Things are changing rapidly, and it’s unnerving to most of us. America’s biggest retailer now has no stores (Amazon), and the largest taxi service owns no cars (Uber) – so much convention has been flipped on its head. In that same vein, safe is the new risky when it comes to lifestyle. To stop learning, and to cling to a job at a big company are no longer secure endeavors like they once were. This is only one perspective, but living days in a complacent haze is a form of consumption. Perhaps you have a cushy position, and you’d prefer to cash the checks as long as they come in. However, letting the days blur into each other can be incredibly easy in most corporate cultures, yet just about every person past middle age speaks of how much they’ve grown to value their precious time. Could we better set ourselves up for more time to reflect, to travel, and to love along the way?

 

At the risk of sounding trite, I’ll summon one of the most well documented accounts supporting deferred gratification: The Stanford Marshmallow Experiment. Young children were presented by an administrator with two choices. They could either have a small reward conferred instantly (usually a marshmallow or cookie), or they would be granted two small rewards later on (usually after a short period of fifteen minutes or so). The administrator would then leave the room, with the two choices in sight.
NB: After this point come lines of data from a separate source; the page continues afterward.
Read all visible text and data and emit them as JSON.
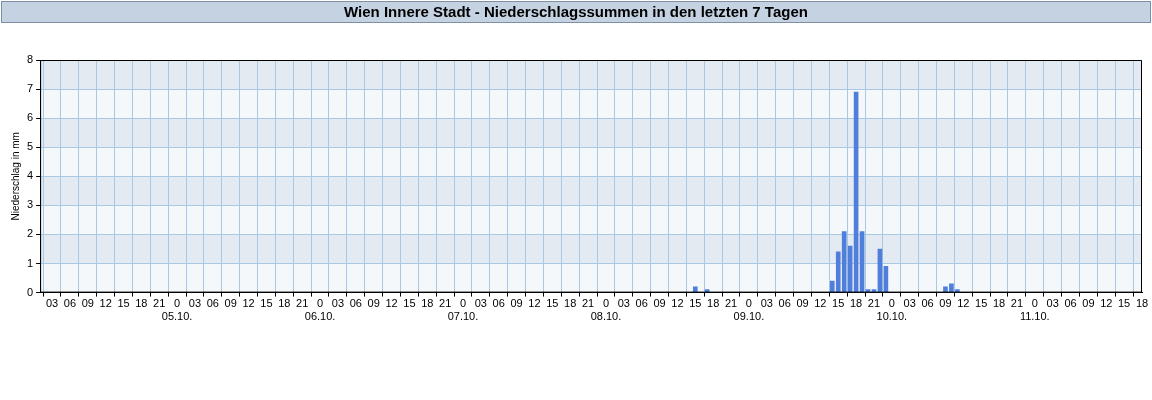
{
  "chart_data": {
    "type": "bar",
    "title": "Wien Innere Stadt - Niederschlagssummen in den letzten 7 Tagen",
    "ylabel": "Niederschlag in mm",
    "x": [
      "--10-08T15:00",
      "--10-08T17:00",
      "--10-09T14:00",
      "--10-09T15:00",
      "--10-09T16:00",
      "--10-09T17:00",
      "--10-09T18:00",
      "--10-09T19:00",
      "--10-09T20:00",
      "--10-09T21:00",
      "--10-09T22:00",
      "--10-09T23:00",
      "--10-10T09:00",
      "--10-10T10:00",
      "--10-10T11:00"
    ],
    "values": [
      0.2,
      0.1,
      0.4,
      1.4,
      2.1,
      1.6,
      6.9,
      2.1,
      0.1,
      0.1,
      1.5,
      0.9,
      0.2,
      0.3,
      0.1
    ],
    "color": "#4f7fdb",
    "xlim": [
      "--10-04T01:00",
      "--10-11T18:00"
    ],
    "xticks": [
      {
        "value": "--10-04T03:00",
        "label": "03"
      },
      {
        "value": "--10-04T06:00",
        "label": "06"
      },
      {
        "value": "--10-04T09:00",
        "label": "09"
      },
      {
        "value": "--10-04T12:00",
        "label": "12"
      },
      {
        "value": "--10-04T15:00",
        "label": "15"
      },
      {
        "value": "--10-04T18:00",
        "label": "18"
      },
      {
        "value": "--10-04T21:00",
        "label": "21"
      },
      {
        "value": "--10-05T00:00",
        "label": "0\n05.10."
      },
      {
        "value": "--10-05T03:00",
        "label": "03"
      },
      {
        "value": "--10-05T06:00",
        "label": "06"
      },
      {
        "value": "--10-05T09:00",
        "label": "09"
      },
      {
        "value": "--10-05T12:00",
        "label": "12"
      },
      {
        "value": "--10-05T15:00",
        "label": "15"
      },
      {
        "value": "--10-05T18:00",
        "label": "18"
      },
      {
        "value": "--10-05T21:00",
        "label": "21"
      },
      {
        "value": "--10-06T00:00",
        "label": "0\n06.10."
      },
      {
        "value": "--10-06T03:00",
        "label": "03"
      },
      {
        "value": "--10-06T06:00",
        "label": "06"
      },
      {
        "value": "--10-06T09:00",
        "label": "09"
      },
      {
        "value": "--10-06T12:00",
        "label": "12"
      },
      {
        "value": "--10-06T15:00",
        "label": "15"
      },
      {
        "value": "--10-06T18:00",
        "label": "18"
      },
      {
        "value": "--10-06T21:00",
        "label": "21"
      },
      {
        "value": "--10-07T00:00",
        "label": "0\n07.10."
      },
      {
        "value": "--10-07T03:00",
        "label": "03"
      },
      {
        "value": "--10-07T06:00",
        "label": "06"
      },
      {
        "value": "--10-07T09:00",
        "label": "09"
      },
      {
        "value": "--10-07T12:00",
        "label": "12"
      },
      {
        "value": "--10-07T15:00",
        "label": "15"
      },
      {
        "value": "--10-07T18:00",
        "label": "18"
      },
      {
        "value": "--10-07T21:00",
        "label": "21"
      },
      {
        "value": "--10-08T00:00",
        "label": "0\n08.10."
      },
      {
        "value": "--10-08T03:00",
        "label": "03"
      },
      {
        "value": "--10-08T06:00",
        "label": "06"
      },
      {
        "value": "--10-08T09:00",
        "label": "09"
      },
      {
        "value": "--10-08T12:00",
        "label": "12"
      },
      {
        "value": "--10-08T15:00",
        "label": "15"
      },
      {
        "value": "--10-08T18:00",
        "label": "18"
      },
      {
        "value": "--10-08T21:00",
        "label": "21"
      },
      {
        "value": "--10-09T00:00",
        "label": "0\n09.10."
      },
      {
        "value": "--10-09T03:00",
        "label": "03"
      },
      {
        "value": "--10-09T06:00",
        "label": "06"
      },
      {
        "value": "--10-09T09:00",
        "label": "09"
      },
      {
        "value": "--10-09T12:00",
        "label": "12"
      },
      {
        "value": "--10-09T15:00",
        "label": "15"
      },
      {
        "value": "--10-09T18:00",
        "label": "18"
      },
      {
        "value": "--10-09T21:00",
        "label": "21"
      },
      {
        "value": "--10-10T00:00",
        "label": "0\n10.10."
      },
      {
        "value": "--10-10T03:00",
        "label": "03"
      },
      {
        "value": "--10-10T06:00",
        "label": "06"
      },
      {
        "value": "--10-10T09:00",
        "label": "09"
      },
      {
        "value": "--10-10T12:00",
        "label": "12"
      },
      {
        "value": "--10-10T15:00",
        "label": "15"
      },
      {
        "value": "--10-10T18:00",
        "label": "18"
      },
      {
        "value": "--10-10T21:00",
        "label": "21"
      },
      {
        "value": "--10-11T00:00",
        "label": "0\n11.10."
      },
      {
        "value": "--10-11T03:00",
        "label": "03"
      },
      {
        "value": "--10-11T06:00",
        "label": "06"
      },
      {
        "value": "--10-11T09:00",
        "label": "09"
      },
      {
        "value": "--10-11T12:00",
        "label": "12"
      },
      {
        "value": "--10-11T15:00",
        "label": "15"
      },
      {
        "value": "--10-11T18:00",
        "label": "18"
      }
    ],
    "ylim": [
      0,
      8
    ],
    "yticks": [
      0,
      1,
      2,
      3,
      4,
      5,
      6,
      7,
      8
    ],
    "bands": [
      {
        "axis": "y",
        "from": 1,
        "to": 2,
        "color": "#e4eaf2"
      },
      {
        "axis": "y",
        "from": 3,
        "to": 4,
        "color": "#e4eaf2"
      },
      {
        "axis": "y",
        "from": 5,
        "to": 6,
        "color": "#e4eaf2"
      },
      {
        "axis": "y",
        "from": 7,
        "to": 8,
        "color": "#e4eaf2"
      }
    ],
    "grid": true,
    "legend": false
  }
}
The child could take the single marshmallow at any time, and in many cases, they did. The results showed, that after a multiyear analysis, those who chose to wait for the larger reward went on to achieve more extensive education, higher SAT scores, and lower BMI readings than their more impulsive counterparts.
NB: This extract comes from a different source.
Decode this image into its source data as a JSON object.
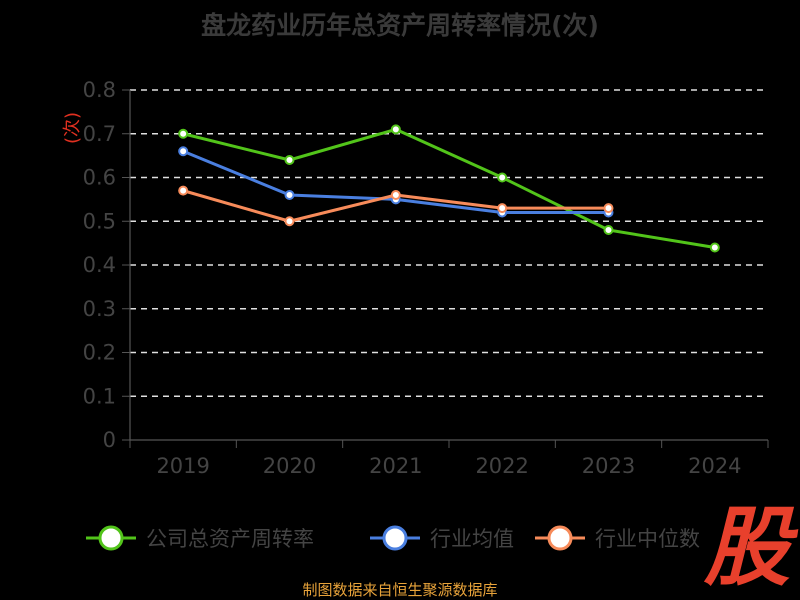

Of course, I am of the opinion that deferring gratification is a choice, and that we are not doomed for a life of impulsiveness or destined for a life of puritanical postponement at birth. This is not a question answered by the study. What seems evident to me, is that I can go to my cabinet and eat a donut, or I can hold off. No matter how impulsive I am “naturally” inclined to be, I can try to resist the initial urge, and at very least be less willing to buckle than my momentary desire might coax me to be otherwise. Before I pass the point of no return into an intractable discussion about free will, I’ll pull back from the precipice to round out my point. There are countless examples of how our lives can be benefited from controlling our inner consumer, both explicit, and implied. Our whole economy (based on interest/discount rates), naturally rewards those who are prepared with resources on hand when opportunities arise. Pawnbrokers, payday lenders, and many financial institutions exist to exploit those who are short of money or time (not enough time to make money), and therefore must liquidate valuables, to come up with any sort of cash (or to buy time). Those who are unwise or not adequately conservative in their thinking are often stuck with these tough choices, which can have a cascading negative affect. More abstractly, those who don’t make use of their time forego future opportunities, by never learning a skill, or developing an outlook that sets them apart.

 

This piece doesn’t serve to discredit downtime and enjoyment of life, after all, what is left at the end of our lives other than our integrity, memories, and the ones we are closest to? However, we are rewarded on this earth for uniqueness and exceptionalism, both of which tend to be harnessed over time, and with the help of practice, training, and education. Those who squander and spend at the expense of building something, are more likely to deal with the pain and suffering of loss and the stunting of identity. In extremity, consumers are left with the things they buy and spend on – producers have the auspices of progress, personal growth, and purpose to carry with them, regardless of any material payout.